Sabda Rasulullah saw:

"Tidak diizinkan seorang perempuan yang beriman kepada Allah dan hari kemudian untuk bepergian sejauh perjalanan sehari semalam, melainkan bersama-sama muhrimnya". (HR. Jama'ah, kecuali Nasai).


Sebagian ulama berpendapat: Tidak disyaratkan perjalanan jauh, tetapi asal dalam perjalanan, jauh atau dekat. Sabda Rasulullah saw:

"Dari Syu' bah, katanya: Saya telah bertanya kepada Anas tentang mengqasar sembahyang. Jawabnya: Rasulullah Saw apabila beliau berjalan tiga mil (8,64 KM) atau tiga parsakh (25,92 KM) beliau sembahyang dua raka'at." (HR. Ahmad, Muslim dan Abu Dawud).

Jarak qashar menurut mazhab Hanafi: 24 fursakh pergi saja. Kurang dari jumlah tersebut tidak boleh qashar, Menurut Imamiyah: 8 farsakh pergi, atau jumlah jarak pulang pergi, dengan catatan kembali pada siang atau malamnya, sebab dengan demikian perjalanan itu telah menyibukkannya sehari penuh. Dan sebagian ulama Imamiyah mengatakan juga bahwa orang wajib mengqashar shalatnya jika bermaksud akan kembali sebelum sepuluh hari.

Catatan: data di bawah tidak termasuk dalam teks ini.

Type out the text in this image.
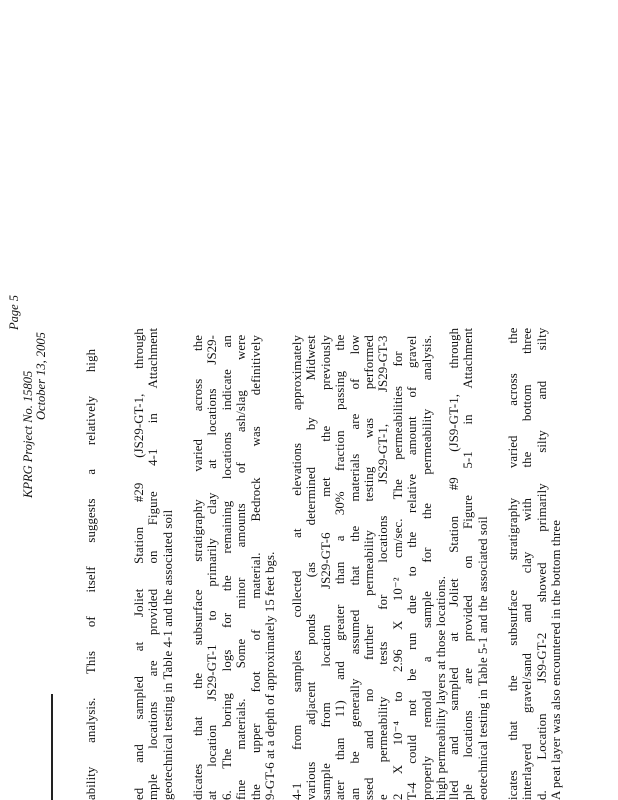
Page 5
KPRG Project No. 15805 October 13, 2005	ability analysis. This of itself suggests a relatively high	ed and sampled at Joliet Station #29 (JS29-GT-1, through mple locations are provided on Figure 4-1 in Attachment geotechnical testing in Table 4-1 and the associated soil dicates that the subsurface stratigraphy varied across the at location JS29-GT-1 to primarily clay at locations JS29- 6. The boring logs for the remaining locations indicate an fine materials. Some minor amounts of ash/slag were the upper foot of material. Bedrock was definitively 9-GT-6 at a depth of approximately 15 feet bgs. 4-1 from samples collected at elevations approximately various adjacent ponds (as determined by Midwest sample from location JS29-GT-6 met the previously ater than 11) and greater than a 30% fraction passing the an be generally assumed that the materials are of low ssed and no further permeability testing was performed e permeability tests for locations JS29-GT-1, JS29-GT-3 2 X 10⁻⁴ to 2.96 X 10⁻² cm/sec. The permeabilities for T-4 could not be run due to the relative amount of gravel properly remold a sample for the permeability analysis. high permeability layers at those locations. lled and sampled at Joliet Station #9 (JS9-GT-1, through ple locations are provided on Figure 5-1 in Attachment eotechnical testing in Table 5-1 and the associated soil icates that the subsurface stratigraphy varied across the interlayerd gravel/sand and clay with the bottom three d. Location JS9-GT-2 showed primarily silty and silty A peat layer was also encountered in the bottom three
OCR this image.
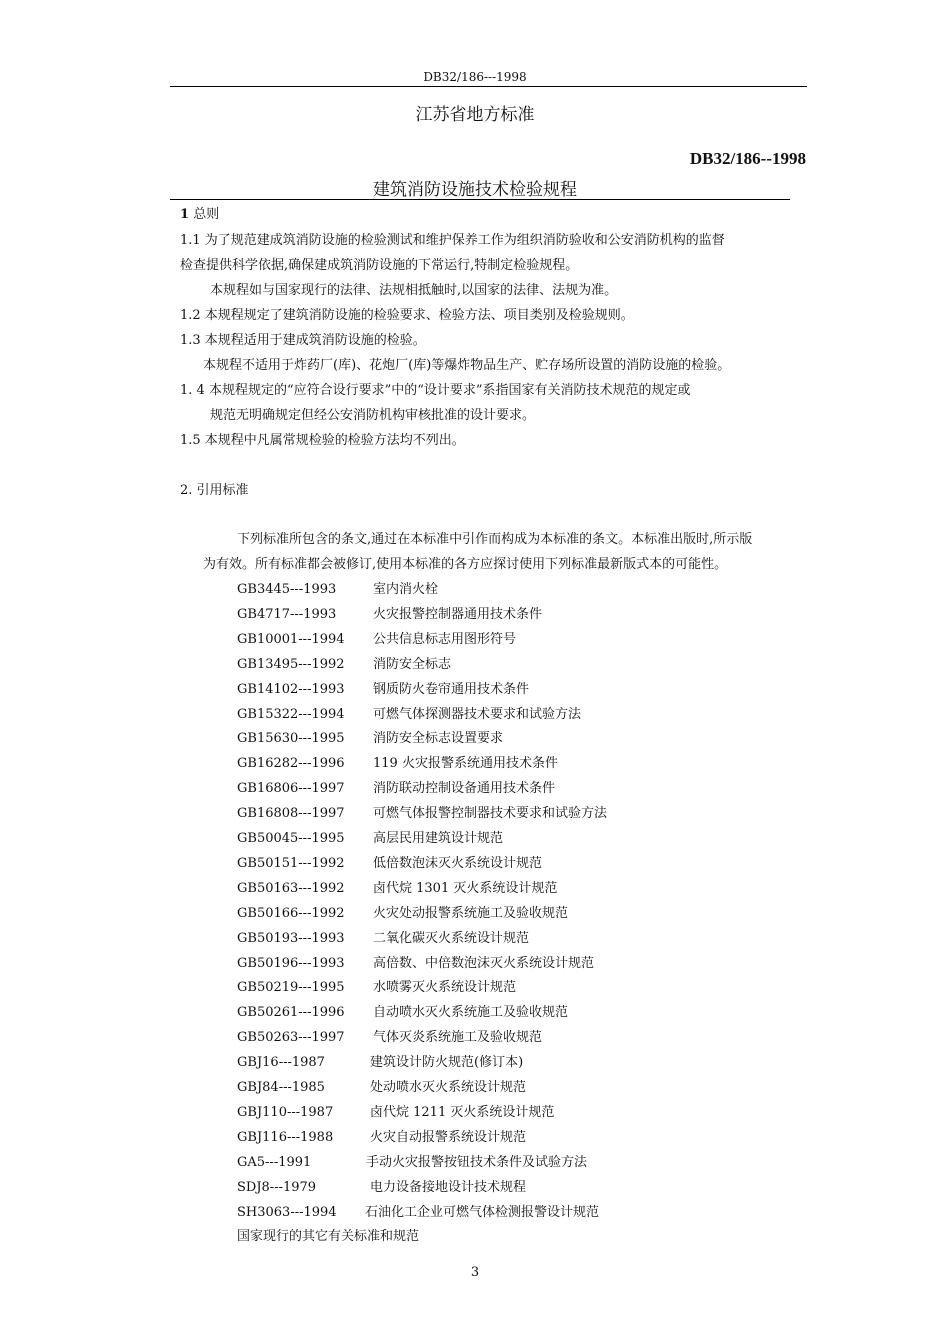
DB32/186---1998
江苏省地方标准
DB32/186--1998
建筑消防设施技术检验规程
1 总则
1.1 为了规范建成筑消防设施的检验测试和维护保养工作为组织消防验收和公安消防机构的监督
检查提供科学依据,确保建成筑消防设施的下常运行,特制定检验规程。
本规程如与国家现行的法律、法规相抵触时,以国家的法律、法规为准。
1.2 本规程规定了建筑消防设施的检验要求、检验方法、项目类别及检验规则。
1.3 本规程适用于建成筑消防设施的检验。
本规程不适用于炸药厂(库)、花炮厂(库)等爆炸物品生产、贮存场所设置的消防设施的检验。
1. 4 本规程规定的“应符合设行要求”中的“设计要求”系指国家有关消防技术规范的规定或
规范无明确规定但经公安消防机构审核批准的设计要求。
1.5 本规程中凡属常规检验的检验方法均不列出。
2. 引用标准
下列标准所包含的条文,通过在本标准中引作而构成为本标准的条文。本标准出版时,所示版
为有效。所有标准都会被修订,使用本标准的各方应探讨使用下列标准最新版式本的可能性。
GB3445---1993	室内消火栓
GB4717---1993	火灾报警控制器通用技术条件
GB10001---1994 公共信息标志用图形符号
GB13495---1992 消防安全标志
GB14102---1993 钢质防火卷帘通用技术条件
GB15322---1994 可燃气体探测器技术要求和试验方法
GB15630---1995 消防安全标志设置要求
GB16282---1996 119 火灾报警系统通用技术条件
GB16806---1997 消防联动控制设备通用技术条件
GB16808---1997 可燃气体报警控制器技术要求和试验方法
GB50045---1995 高层民用建筑设计规范
GB50151---1992 低倍数泡沫灭火系统设计规范
GB50163---1992 卤代烷 1301 灭火系统设计规范
GB50166---1992 火灾处动报警系统施工及验收规范
GB50193---1993 二氧化碳灭火系统设计规范
GB50196---1993 高倍数、中倍数泡沫灭火系统设计规范
GB50219---1995 水喷雾灭火系统设计规范
GB50261---1996 自动喷水灭火系统施工及验收规范
GB50263---1997 气体灭炎系统施工及验收规范
GBJ16---1987	建筑设计防火规范(修订本)
GBJ84---1985	处动喷水灭火系统设计规范
GBJ110---1987	卤代烷 1211 灭火系统设计规范
GBJ116---1988	火灾自动报警系统设计规范
GA5---1991	手动火灾报警按钮技术条件及试验方法
SDJ8---1979	电力设备接地设计技术规程
SH3063---1994 石油化工企业可燃气体检测报警设计规范
国家现行的其它有关标准和规范
3
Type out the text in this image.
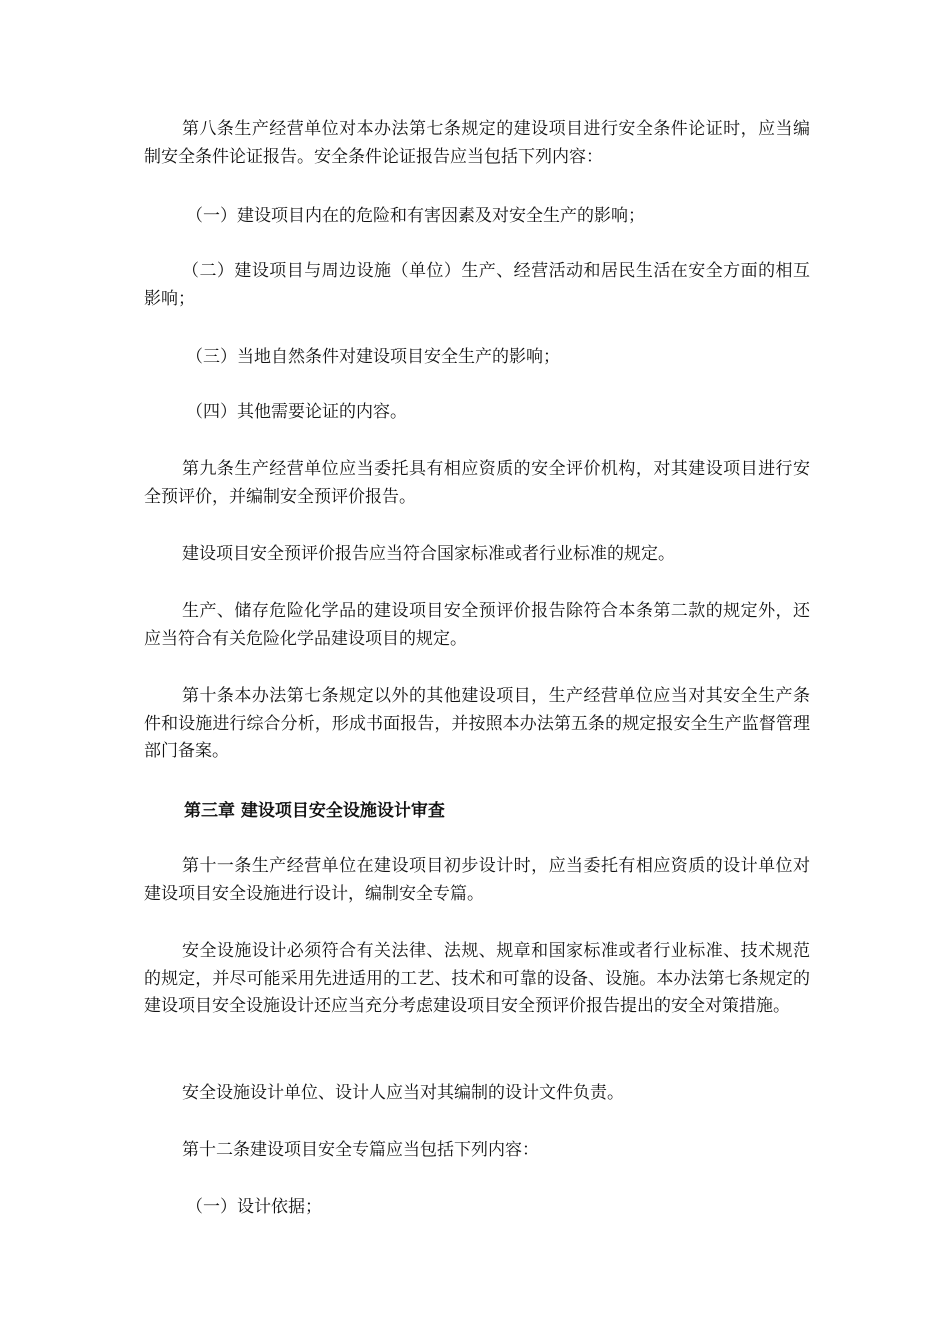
第八条生产经营单位对本办法第七条规定的建设项目进行安全条件论证时，应当编制安全条件论证报告。安全条件论证报告应当包括下列内容：

（一）建设项目内在的危险和有害因素及对安全生产的影响；

（二）建设项目与周边设施（单位）生产、经营活动和居民生活在安全方面的相互影响；

（三）当地自然条件对建设项目安全生产的影响；

（四）其他需要论证的内容。

第九条生产经营单位应当委托具有相应资质的安全评价机构，对其建设项目进行安全预评价，并编制安全预评价报告。

建设项目安全预评价报告应当符合国家标准或者行业标准的规定。

生产、储存危险化学品的建设项目安全预评价报告除符合本条第二款的规定外，还应当符合有关危险化学品建设项目的规定。

第十条本办法第七条规定以外的其他建设项目，生产经营单位应当对其安全生产条件和设施进行综合分析，形成书面报告，并按照本办法第五条的规定报安全生产监督管理部门备案。

第三章 建设项目安全设施设计审查

第十一条生产经营单位在建设项目初步设计时，应当委托有相应资质的设计单位对建设项目安全设施进行设计，编制安全专篇。

安全设施设计必须符合有关法律、法规、规章和国家标准或者行业标准、技术规范的规定，并尽可能采用先进适用的工艺、技术和可靠的设备、设施。本办法第七条规定的建设项目安全设施设计还应当充分考虑建设项目安全预评价报告提出的安全对策措施。

安全设施设计单位、设计人应当对其编制的设计文件负责。

第十二条建设项目安全专篇应当包括下列内容：

（一）设计依据；
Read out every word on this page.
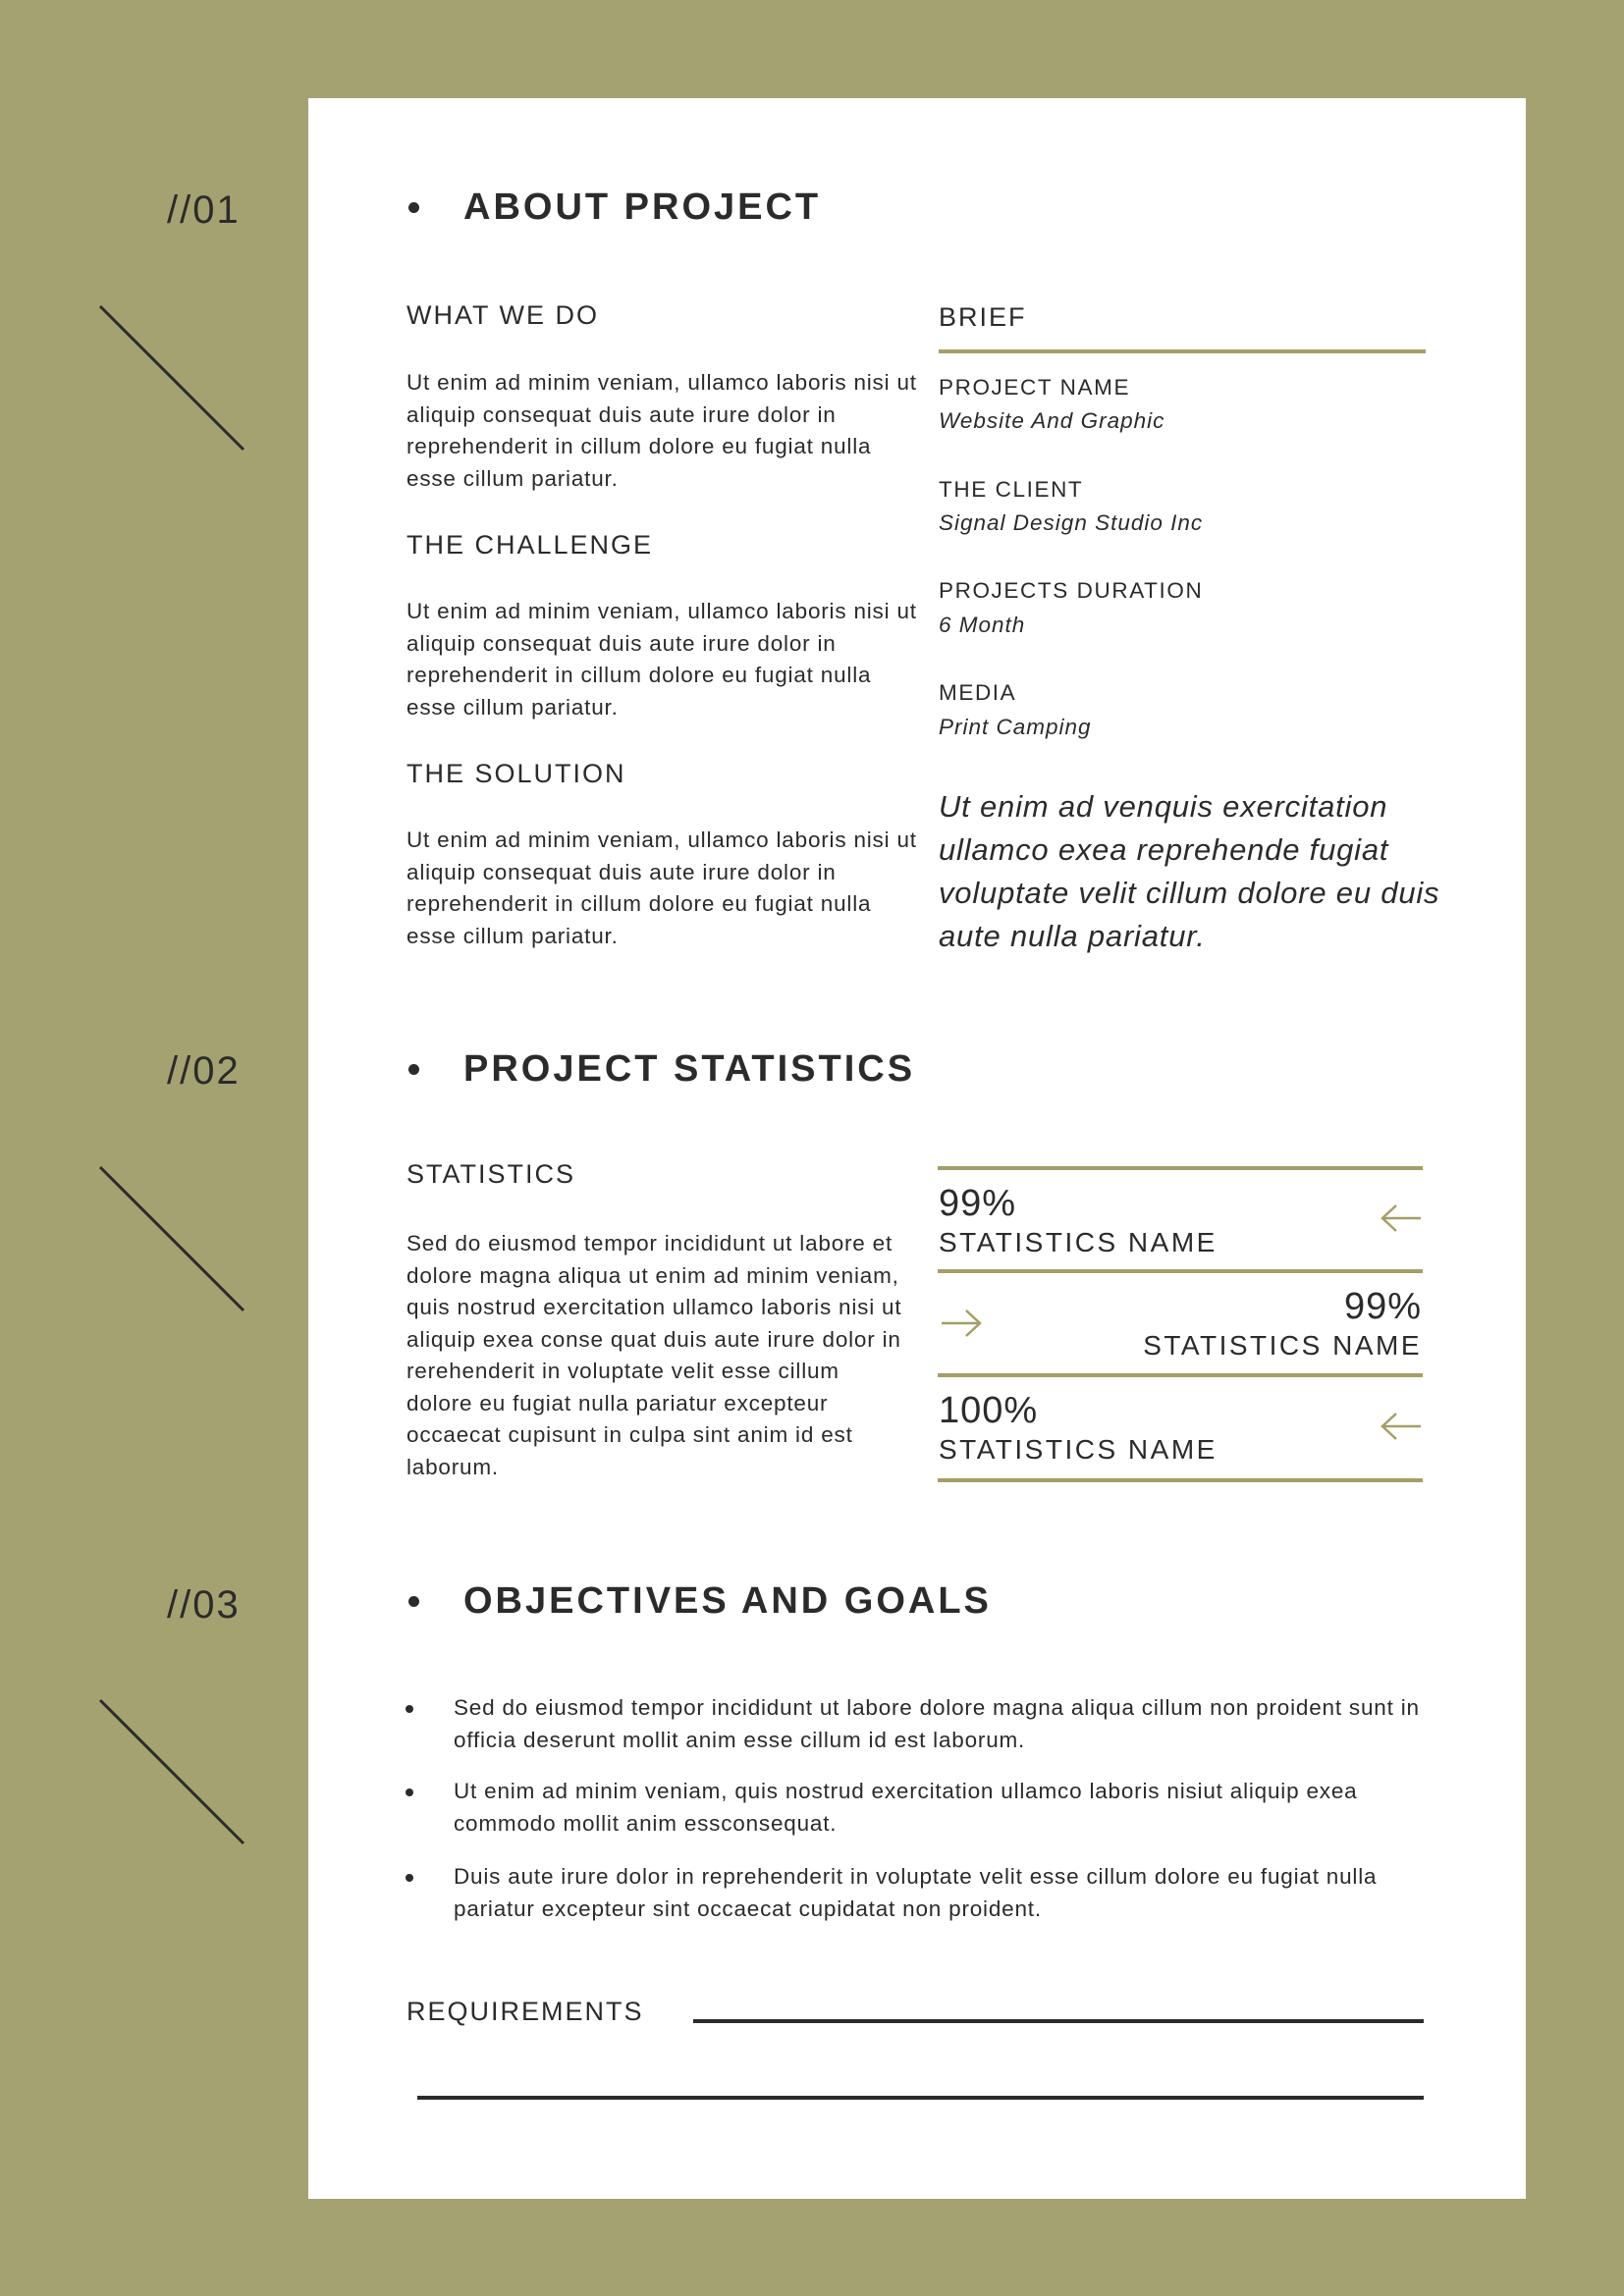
//01	ABOUT PROJECT
WHAT WE DO
Ut enim ad minim veniam, ullamco laboris nisi ut aliquip consequat duis aute irure dolor in reprehenderit in cillum dolore eu fugiat nulla esse cillum pariatur.
THE CHALLENGE
Ut enim ad minim veniam, ullamco laboris nisi ut aliquip consequat duis aute irure dolor in reprehenderit in cillum dolore eu fugiat nulla esse cillum pariatur.
THE SOLUTION
Ut enim ad minim veniam, ullamco laboris nisi ut aliquip consequat duis aute irure dolor in reprehenderit in cillum dolore eu fugiat nulla esse cillum pariatur.
BRIEF
PROJECT NAME
Website And Graphic
THE CLIENT
Signal Design Studio Inc
PROJECTS DURATION
6 Month
MEDIA
Print Camping
Ut enim ad venquis exercitation ullamco exea reprehende fugiat voluptate velit cillum dolore eu duis aute nulla pariatur.
//02	PROJECT STATISTICS
STATISTICS
Sed do eiusmod tempor incididunt ut labore et dolore magna aliqua ut enim ad minim veniam, quis nostrud exercitation ullamco laboris nisi ut aliquip exea conse quat duis aute irure dolor in rerehenderit in voluptate velit esse cillum dolore eu fugiat nulla pariatur excepteur occaecat cupisunt in culpa sint anim id est laborum.
99%
STATISTICS NAME
99%
STATISTICS NAME
100%
STATISTICS NAME
//03	OBJECTIVES AND GOALS
Sed do eiusmod tempor incididunt ut labore dolore magna aliqua cillum non proident sunt in officia deserunt mollit anim esse cillum id est laborum.
Ut enim ad minim veniam, quis nostrud exercitation ullamco laboris nisiut aliquip exea commodo mollit anim essconsequat.
Duis aute irure dolor in reprehenderit in voluptate velit esse cillum dolore eu fugiat nulla pariatur excepteur sint occaecat cupidatat non proident.
REQUIREMENTS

Sedangkan menurut mazhab Hambali, Maliki dan Syafi'i: Jarak yang dibolehkan meng-qashar itu adalah 16 farsakh pergi saja. Dan diperbolehkan kalau jarak itu kurang dua mil dari jumlah yang ditentukan. Bahkan Maliki mengatakan: Diperbolehkan kalau kurang 8 mil dari jumlah jarak yang ditentukan tadi.


Satu farsakh adalah 5040 meter, demikian menurut AL-Fighu 'al A-Madzadhib Al-Arba'alh, Jilid IV, bab mabhats syurutul qashar. Berdasarkan hitungan ini, maka jarak yang telah ditetapkan oleh mazhab Hanafi dalam syarat qashar ini adalah: 107.5 km ditambah 20 meter. Dan menurut ketiga mazhab lainnya adalah: 80,5 kilometer ditambah 140 meter. Sedangkan menurut Imamiyah: 40 kilometer ditambah 320 meter.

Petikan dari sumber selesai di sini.